Mr. Roosevelt asks that assurances be given him that the German armed forces will not attack, and above all, not invade, the territory or possessions of the following independent nations. He then names as those to which he refers: Finland, Lithuania, Latvia,' Estonia, Norway, Sweden, Denmark, the Netherlands, Belgium, Great Britain , Ireland, France, Portugal, Spain, Switzerland, Liechtenstein, Luxembourg, Poland, Hungary, Rumania, Yugoslavia, Russia, Bulgaria, Turkey, Iraq, the Arabias, Syria, Palestine, Egypt and Iran.

Answers I have first taken the trouble to ascertain from the states mentioned, firstly, whether they feel themselves threatened, and, what is most important, secondly, whether this inquiry by the American President was addressed to us at their suggestion or at least with their consent.

The reply was in all cases negative, in some instances strongly so. It is true that there were certain ones among the states and nations mentioned, whom I could not question because they themselves - as for example, Syria - are at present not in possession of their freedom, but are under occupation by the military agents of democratic states and consequently deprived of their rights.
Apart from this fact, however, all states bordering on Germany have received much more binding assurances and -particularly, more binding proposals than Mr. Roosevelt asked from me in his curious telegram.

But should there be any doubt as to the value of these general and specific statements which I have so often made, then any further statement of this kind, even if addressed to the American President, would be equally worthless. For in the final analysis it is not the value which Mr. Roosevelt attaches to such statements which is decisive, but the value attached to these statements by the countries in question.

But I must also draw Mr. Roosevelt's attention to one or two mistakes in history. He mentions Ireland, for instance, and asks for a statement to the effect that Germany will not attack Ireland. Now, I have just read a speech delivered by Mr. de Valera, the Irish Taoiseach (Prime Minister), in which strangely enough, and contrary to Mr. Roosevelt's opinion, he does not charge Germany with oppressing Ireland, but reproaches England with subjecting Ireland to continuous aggression.
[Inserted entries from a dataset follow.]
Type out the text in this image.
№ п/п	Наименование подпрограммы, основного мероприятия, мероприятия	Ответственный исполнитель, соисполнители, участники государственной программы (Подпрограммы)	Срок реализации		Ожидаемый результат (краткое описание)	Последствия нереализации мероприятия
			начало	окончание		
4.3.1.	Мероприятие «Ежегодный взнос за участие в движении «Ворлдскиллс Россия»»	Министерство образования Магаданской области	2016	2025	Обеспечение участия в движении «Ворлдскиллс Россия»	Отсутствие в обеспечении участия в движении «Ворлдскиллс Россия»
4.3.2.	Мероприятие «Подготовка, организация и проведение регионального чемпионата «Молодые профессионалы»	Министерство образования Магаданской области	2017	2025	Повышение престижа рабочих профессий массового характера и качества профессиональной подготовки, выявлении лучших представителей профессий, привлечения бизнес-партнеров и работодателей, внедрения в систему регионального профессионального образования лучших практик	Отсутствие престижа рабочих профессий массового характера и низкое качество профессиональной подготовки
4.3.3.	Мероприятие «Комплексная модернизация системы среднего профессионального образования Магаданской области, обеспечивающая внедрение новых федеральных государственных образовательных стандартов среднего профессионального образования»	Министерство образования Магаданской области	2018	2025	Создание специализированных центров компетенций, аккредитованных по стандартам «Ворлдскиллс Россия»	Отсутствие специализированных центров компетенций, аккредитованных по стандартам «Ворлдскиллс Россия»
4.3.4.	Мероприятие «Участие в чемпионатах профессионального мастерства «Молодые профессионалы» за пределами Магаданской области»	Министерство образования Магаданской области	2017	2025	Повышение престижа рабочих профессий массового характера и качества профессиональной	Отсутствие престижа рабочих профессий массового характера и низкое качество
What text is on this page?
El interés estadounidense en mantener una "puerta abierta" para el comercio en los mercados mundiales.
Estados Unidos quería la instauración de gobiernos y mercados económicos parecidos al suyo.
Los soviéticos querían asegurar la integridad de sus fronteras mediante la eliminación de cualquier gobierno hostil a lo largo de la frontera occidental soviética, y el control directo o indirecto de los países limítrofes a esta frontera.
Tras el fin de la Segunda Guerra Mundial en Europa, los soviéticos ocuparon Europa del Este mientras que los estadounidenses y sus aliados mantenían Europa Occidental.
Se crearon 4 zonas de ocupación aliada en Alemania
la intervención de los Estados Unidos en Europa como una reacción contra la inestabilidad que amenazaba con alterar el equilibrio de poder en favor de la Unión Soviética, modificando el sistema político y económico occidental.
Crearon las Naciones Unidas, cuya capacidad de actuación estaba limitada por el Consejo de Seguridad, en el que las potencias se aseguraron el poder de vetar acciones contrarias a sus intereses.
With all due respect to Mr. Roosevelt's insight into the needs and cares of other countries, it may nevertheless be assumed that the Irish Taoiseach would be more familiar with the dangers which threaten his country than would the President of the United States.

Similarly the fact has obviously escaped Mr. Roosevelt's notice that Palestine is at present occupied not by German troops but by the English; and that the country is undergoing restriction of its liberty by the most brutal resort to force, is being robbed of its independence and is suffering the cruelest maltreatment for the benefit of Jewish interlopers.

The Arabs living in that country would therefore certainly not have complained to Mr. Roosevelt of German aggression, but they are voicing a constant appeal to the world, deploring the barbarous methods with which England is attempting to suppress a people which loves its freedom and is merely defending it.

This, too, is perhaps a problem which in the American President's view should be solved at the conference table, that is, before a just judge, and not by physical force or military methods, by mass executions, burning down villages, blowing up houses and so on.

For one fact is surely certain. In this case England is not defending herself against a threatened Arab attack, but as an uninvited interloper, is endeavoring to establish her power in a foreign territory which does not belong to her.

...Lastly I have the following statement to make:

The German Government is in spite of everything prepared to give each of the states named an assurance of the kind desired by Mr. Roosevelt, on condition of absolute reciprocity, provided that such state wishes it and itself addresses to Germany a request for such an assurance, together with correspondingly acceptable proposals. [and you can take that to the bank!]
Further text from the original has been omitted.